SLEEPWALKER was shown at the Festival Of Fantastic Films at 6 p.m. on Saturday August 31st 2002, in the early-evening slot following the Festival's annual (and hugely entertaining!) auction, presided over by Ramsey Campbell. Ramsey's ebullience and joie de vivre always attracts a sizeable throng, a fact from which we certainly benefited, since many of those present for the auction appear to have stayed seated afterwards, curious to witness this `lost' gem of British horror, being presented to a paying audience for the first time since 1986. Once again, the film seemed to excite and capture the interest of those present, with nostalgia buffs enjoying the on-screen appearance of Raymond Huntley, Michael Medwin and Fulton Mackay, gorehounds salivating at the final reel's parade of bloody mayhem, and the socially-aware appreciating the finer points of the literate screenplay and the political underpinnings. Saxon's mentor throughout his early film/television career was the legendary, humanist, British director Lindsay Anderson (best man at Saxon's wedding and helmer of the magnificent O LUCKY MAN on which the teenage Saxon worked as an assistant), and clearly the master's influence had rubbed off on his pupil, as SLEEPWALKER shares with Anderson's BRITANNIA HOSPITAL an acute awareness of genre and its importance in the history of British film culture, deftly managing to interlace elements of classic English terror into a `state of the nation' satire. Indeed, might SLEEPWALKER have even been somewhat ahead of its time? Audience member Mark Renshaw (whose own I AM PETER CUSHING, winner of the `best amateur short' award at that year's Festival, similarly toys with viewer expectations and the conventions of Hammer horror to fine comic effect) stood up to praise SLEEPWALKER and to comment in particular on the movie's splendid `restaurant' sequence, comparing the scene's snappy dialogue and character interaction to the hip 90s-defining work of Quentin Tarantino, no less! I wonder what Mr. Tarantino would make of SLEEPWALKER…
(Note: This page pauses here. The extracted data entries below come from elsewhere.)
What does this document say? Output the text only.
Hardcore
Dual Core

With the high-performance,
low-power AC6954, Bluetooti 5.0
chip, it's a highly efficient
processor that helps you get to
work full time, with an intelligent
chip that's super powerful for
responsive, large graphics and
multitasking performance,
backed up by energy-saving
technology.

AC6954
As for the future, Saxon and myself are continuing to present SLEEPWALKER at venues around the U.K., and perhaps beyond. The film formed part of a highly successful Halloween double-bill at the Metro Cinema in Derby; the Cobden Club, an exclusive gathering of media folk centred around the Notting Hill area, booked the film for their Xmas get-together; Saxon introduced his movie at the recent `Flesh And Blood' festival held at London's Cine Lumiere; and the re-appearance of this long-dormant movie is also gaining attention from cult film websites such as The Spinning Image ( www.thespinningimage.co.uk) and The Zone ( www.zone-sf.com) - with tentative discussions also underway concerning the possibility of a release on video or DVD. From Saxon's basement to the shelves of your local Woolworth's - who knows? It's been a long, strange journey.